Di dalam dunia pers dikenal 2 (dua) istilah yakni: hak jawab dan hak koreksi sebagaimana diatur dalam Undang-Undang Nomor 40 Tahun 1999 tentang Pers (“UU Pers”).
Hak Jawab adalah hak seseorang atau sekelompok orang untuk memberikan tanggapan atau sanggahan terhadap pemberitaan berupa fakta yang merugikan nama baiknya.
Hak Koreksi adalah hak setiap orang untuk mengoreksi atau membetulkan kekeliruan informasi yang diberikan oleh pers, baik tentang dirinya maupun tentang orang lain.
Hak jawab dan hak koreksi merupakan suatu langkah yang dapat diambil oleh pembaca karya Pers Nasional apabila terjadi kekeliruan pemberitaan, utamanya yang menimbulkan kerugian bagi pihak tertentu.
Upaya yang dapat ditempuh akibat pemberitaan Pers yang merugikan adalah sebagai pihak yang dirugikan secara langsung atas pemberitaan wartawan memiliki Hak Jawab untuk memberikan klarifikasi atas pemberitaan tersebut. Langkah berikutnya adalah membuat pengaduan di Dewan Pers.

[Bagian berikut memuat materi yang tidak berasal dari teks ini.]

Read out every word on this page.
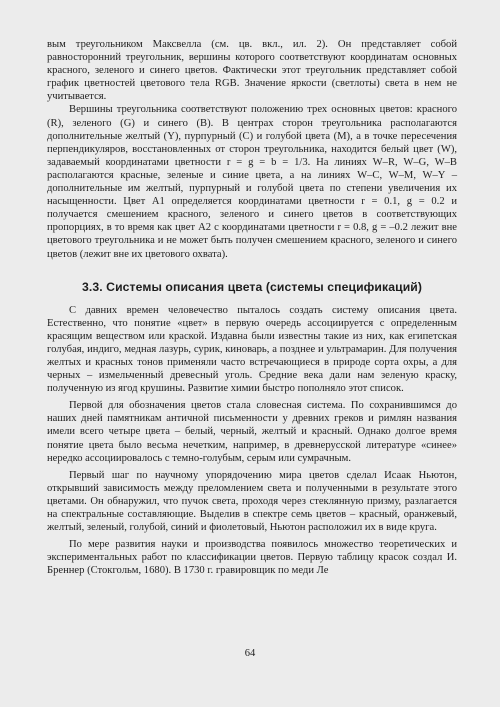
вым треугольником Максвелла (см. цв. вкл., ил. 2). Он представляет собой равносторонний треугольник, вершины которого соответствуют координатам основных красного, зеленого и синего цветов. Фактически этот треугольник представляет собой график цветностей цветового тела RGB. Значение яркости (светлоты) света в нем не учитывается.

Вершины треугольника соответствуют положению трех основных цветов: красного (R), зеленого (G) и синего (B). В центрах сторон треугольника располагаются дополнительные желтый (Y), пурпурный (C) и голубой цвета (M), а в точке пересечения перпендикуляров, восстановленных от сторон треугольника, находится белый цвет (W), задаваемый координатами цветности r = g = b = 1/3. На линиях W–R, W–G, W–B располагаются красные, зеленые и синие цвета, а на линиях W–C, W–M, W–Y – дополнительные им желтый, пурпурный и голубой цвета по степени увеличения их насыщенности. Цвет A1 определяется координатами цветности r = 0.1, g = 0.2 и получается смешением красного, зеленого и синего цветов в соответствующих пропорциях, в то время как цвет A2 с координатами цветности r = 0.8, g = –0.2 лежит вне цветового треугольника и не может быть получен смешением красного, зеленого и синего цветов (лежит вне их цветового охвата).

3.3. Системы описания цвета (системы спецификаций)

С давних времен человечество пыталось создать систему описания цвета. Естественно, что понятие «цвет» в первую очередь ассоциируется с определенным красящим веществом или краской. Издавна были известны такие из них, как египетская голубая, индиго, медная лазурь, сурик, киноварь, а позднее и ультрамарин. Для получения желтых и красных тонов применяли часто встречающиеся в природе сорта охры, а для черных – измельченный древесный уголь. Средние века дали нам зеленую краску, полученную из ягод крушины. Развитие химии быстро пополняло этот список.

Первой для обозначения цветов стала словесная система. По сохранившимся до наших дней памятникам античной письменности у древних греков и римлян названия имели всего четыре цвета – белый, черный, желтый и красный. Однако долгое время понятие цвета было весьма нечетким, например, в древнерусской литературе «синее» нередко ассоциировалось с темно-голубым, серым или сумрачным.

Первый шаг по научному упорядочению мира цветов сделал Исаак Ньютон, открывший зависимость между преломлением света и полученными в результате этого цветами. Он обнаружил, что пучок света, проходя через стеклянную призму, разлагается на спектральные составляющие. Выделив в спектре семь цветов – красный, оранжевый, желтый, зеленый, голубой, синий и фиолетовый, Ньютон расположил их в виде круга.

По мере развития науки и производства появилось множество теоретических и экспериментальных работ по классификации цветов. Первую таблицу красок создал И. Бреннер (Стокгольм, 1680). В 1730 г. гравировщик по меди Ле

64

“Dalam upaya mengembangkan kemerdekaan pers dan meningkatkan kehidupan pers nasional, dibentuk Dewan Pers yang independen. Dewan Pers Indonesia mendefinisikan pengaduan sebagai kegiatan seseorang, sekelompok orang atau lembaga/instansi yang menyampaikan keberatan atas karya dan atau kegiatan jurnalistik kepada Dewan Pers,” kata dia.
Pimpinan online Sinarlampung.co ini juga memaparkan, salah satu fungsi Dewan Pers yaitu memberikan pertimbangan dan mengupayakan penyelesaian pengaduan masyarakat atas kasus-kasus yang berhubungan dengan pemberitaan pers. Apabila Hak Jawab dan Pengaduan ke Dewan Pers tidak juga membuahkan hasil, maka UU Pers juga mengatur ketentuan pidana dalam Pasal 5 jo. Pasal 18 ayat (2)UU Pers.

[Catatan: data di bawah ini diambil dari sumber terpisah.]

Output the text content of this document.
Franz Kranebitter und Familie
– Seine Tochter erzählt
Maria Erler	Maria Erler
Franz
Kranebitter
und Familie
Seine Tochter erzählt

“Dimana dalam Pasal 5 UU Pers menyebutkan Pers nasional berkewajiban memberitakan peristiwa dan opini dengan menghormati norma-norma agama dan rasa kesusilaan masyarakat serta asas praduga tak bersalah. Pers wajib melayani Hak Jawab. Pers wajib melayani Hak Koreksi. Kemudian Pasal 18 ayat (2) UU Pers Perusahaan pers yang melanggar ketentuan Pasal 5 ayat (1) dan ayat (2), serta Pasal 13 dipidana dengan pidana denda paling banyak Rp. 500.000.000,00 (lima ratus juta rupiah),” katanya. (**).